Using the rack, I can convert half a dozen or so 8′ timbers to stove length in a matter of minutes. First, I trim the ends of the logs, then make a full-length cut between each of the uprights. I usually leave the bottom log uncut to protect the lower crosspiece from the chain saw. The tilted platform keeps the logs from binding up, or from tumbling down once they’re cut. It also takes the strain out of loading and unloading the wood, which can take a real bite out of your workday.
The Log Rollway
By Harvey Mitchell
Last summer, through a stroke of luck, I was given five truckloads of green wood, cut in lengths of 4′ to 8′. As it turned out, some of the pieces were rather large to try to heft into the kind of vertical rack recommended by Ole Wik, so I devised a much simpler temporary version, which took a lot less work to install.
I first laid down a solid log to act as a support for the ends of several long logs, set at a perpendicular and spaced side by side about 24″ apart. At the opposite end, where the logs met the ground, I drove stakes into the earth and nailed each one securely to the log adjoining it. They serve as stops for the timbers ready to be cut.

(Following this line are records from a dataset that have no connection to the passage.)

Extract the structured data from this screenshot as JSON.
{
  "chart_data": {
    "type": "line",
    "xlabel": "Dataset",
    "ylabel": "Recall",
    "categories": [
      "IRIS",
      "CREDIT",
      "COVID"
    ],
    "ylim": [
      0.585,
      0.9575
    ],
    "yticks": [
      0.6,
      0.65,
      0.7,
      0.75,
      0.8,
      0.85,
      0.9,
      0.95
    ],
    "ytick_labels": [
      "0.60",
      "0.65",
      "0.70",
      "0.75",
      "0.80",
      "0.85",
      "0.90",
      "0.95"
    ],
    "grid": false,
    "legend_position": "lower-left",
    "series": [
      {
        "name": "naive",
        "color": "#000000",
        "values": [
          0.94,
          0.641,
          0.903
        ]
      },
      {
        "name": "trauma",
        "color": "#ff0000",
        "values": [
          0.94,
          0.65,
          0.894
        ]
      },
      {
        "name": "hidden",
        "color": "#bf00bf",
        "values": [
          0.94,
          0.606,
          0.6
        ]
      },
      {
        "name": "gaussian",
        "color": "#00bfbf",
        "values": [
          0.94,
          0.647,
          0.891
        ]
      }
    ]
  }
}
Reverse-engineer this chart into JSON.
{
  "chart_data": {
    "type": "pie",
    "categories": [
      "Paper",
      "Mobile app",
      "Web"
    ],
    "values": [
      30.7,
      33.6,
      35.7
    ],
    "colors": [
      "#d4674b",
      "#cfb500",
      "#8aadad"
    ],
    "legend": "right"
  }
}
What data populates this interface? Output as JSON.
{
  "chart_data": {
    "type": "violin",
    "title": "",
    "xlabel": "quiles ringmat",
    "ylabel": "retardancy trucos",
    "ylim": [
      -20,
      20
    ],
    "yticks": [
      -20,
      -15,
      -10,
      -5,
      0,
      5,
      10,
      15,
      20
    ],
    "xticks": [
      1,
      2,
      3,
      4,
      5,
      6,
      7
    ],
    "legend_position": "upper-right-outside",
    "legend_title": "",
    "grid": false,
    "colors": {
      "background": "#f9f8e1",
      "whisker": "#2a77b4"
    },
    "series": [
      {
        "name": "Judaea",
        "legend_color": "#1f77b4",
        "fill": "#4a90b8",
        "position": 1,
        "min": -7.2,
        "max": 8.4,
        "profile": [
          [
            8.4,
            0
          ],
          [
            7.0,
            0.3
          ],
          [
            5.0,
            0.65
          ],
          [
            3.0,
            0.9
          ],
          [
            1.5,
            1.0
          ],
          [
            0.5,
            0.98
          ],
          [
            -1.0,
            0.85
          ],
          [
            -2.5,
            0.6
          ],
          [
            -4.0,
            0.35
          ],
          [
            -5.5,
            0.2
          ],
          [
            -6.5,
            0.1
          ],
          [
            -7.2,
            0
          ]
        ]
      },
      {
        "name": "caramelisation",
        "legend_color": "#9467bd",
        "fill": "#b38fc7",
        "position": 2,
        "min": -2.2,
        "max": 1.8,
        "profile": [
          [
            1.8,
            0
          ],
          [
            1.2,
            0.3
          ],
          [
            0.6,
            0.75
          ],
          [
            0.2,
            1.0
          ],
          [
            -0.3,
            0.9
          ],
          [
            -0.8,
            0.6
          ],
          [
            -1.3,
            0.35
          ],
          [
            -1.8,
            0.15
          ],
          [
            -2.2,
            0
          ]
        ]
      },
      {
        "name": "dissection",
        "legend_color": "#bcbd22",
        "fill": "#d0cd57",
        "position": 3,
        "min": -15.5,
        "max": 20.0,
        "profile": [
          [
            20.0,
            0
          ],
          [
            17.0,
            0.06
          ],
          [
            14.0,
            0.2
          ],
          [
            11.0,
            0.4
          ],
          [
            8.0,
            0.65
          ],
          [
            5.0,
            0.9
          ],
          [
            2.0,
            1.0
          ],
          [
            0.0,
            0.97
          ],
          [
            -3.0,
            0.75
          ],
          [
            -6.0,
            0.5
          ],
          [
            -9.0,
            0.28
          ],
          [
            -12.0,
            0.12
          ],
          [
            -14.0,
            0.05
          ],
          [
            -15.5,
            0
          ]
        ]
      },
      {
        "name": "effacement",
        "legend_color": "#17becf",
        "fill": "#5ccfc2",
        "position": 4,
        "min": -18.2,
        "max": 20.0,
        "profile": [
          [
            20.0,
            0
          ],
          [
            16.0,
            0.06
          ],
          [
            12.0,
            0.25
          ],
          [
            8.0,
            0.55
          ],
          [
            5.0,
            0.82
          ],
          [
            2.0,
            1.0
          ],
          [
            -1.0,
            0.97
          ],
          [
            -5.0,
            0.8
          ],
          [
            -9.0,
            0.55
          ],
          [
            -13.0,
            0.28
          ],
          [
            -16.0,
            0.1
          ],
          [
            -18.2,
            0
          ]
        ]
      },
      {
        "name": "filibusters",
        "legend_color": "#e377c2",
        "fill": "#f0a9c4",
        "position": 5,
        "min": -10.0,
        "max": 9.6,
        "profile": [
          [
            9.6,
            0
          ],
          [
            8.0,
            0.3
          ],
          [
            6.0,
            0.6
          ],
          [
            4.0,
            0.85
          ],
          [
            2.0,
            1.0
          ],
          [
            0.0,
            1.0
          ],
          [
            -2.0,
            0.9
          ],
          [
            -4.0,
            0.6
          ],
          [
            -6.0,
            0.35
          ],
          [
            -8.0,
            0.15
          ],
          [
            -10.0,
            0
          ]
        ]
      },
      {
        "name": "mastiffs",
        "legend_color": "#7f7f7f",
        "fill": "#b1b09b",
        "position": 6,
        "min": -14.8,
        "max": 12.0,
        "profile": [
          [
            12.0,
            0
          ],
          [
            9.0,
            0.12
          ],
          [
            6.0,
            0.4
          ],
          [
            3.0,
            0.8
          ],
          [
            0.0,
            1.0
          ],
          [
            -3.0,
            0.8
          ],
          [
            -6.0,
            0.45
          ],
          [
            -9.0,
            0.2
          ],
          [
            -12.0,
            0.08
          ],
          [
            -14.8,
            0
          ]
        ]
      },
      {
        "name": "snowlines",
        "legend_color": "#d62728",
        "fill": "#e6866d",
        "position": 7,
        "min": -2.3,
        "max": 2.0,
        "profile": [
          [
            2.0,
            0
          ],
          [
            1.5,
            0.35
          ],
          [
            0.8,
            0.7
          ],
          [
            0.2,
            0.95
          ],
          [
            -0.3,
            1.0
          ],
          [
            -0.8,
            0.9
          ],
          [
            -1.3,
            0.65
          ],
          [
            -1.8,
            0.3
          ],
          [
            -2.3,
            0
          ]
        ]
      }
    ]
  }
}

The rack works just as it would appear: You feed logs onto the rollway and stack them two or three deep at the lower end. By cutting consistently to the left of the stakes, you’ll be assured of obtaining stove-length billets as you buzz through the pile. As an afterthought, I later placed all the stakes to the right of the parallel logs, nailed directly into the side of the trunks. That made a stronger connection and also put the rollway logs square in the path of the saw blade, to prevent the teeth from digging into the ground when nearing the end of each cut.
As you can see from the photo, I can cut and stack wood of any size using this simple method. What you may not be able to see clearly are the several dozen lengths of dry timber stacked upright against a crossbar tied between the trees. I pass that along from my Alaskan experience; it prevents cured wood from getting buried in the snow or freezing to the ground. You can easily carry it indoors to be cut when you need it.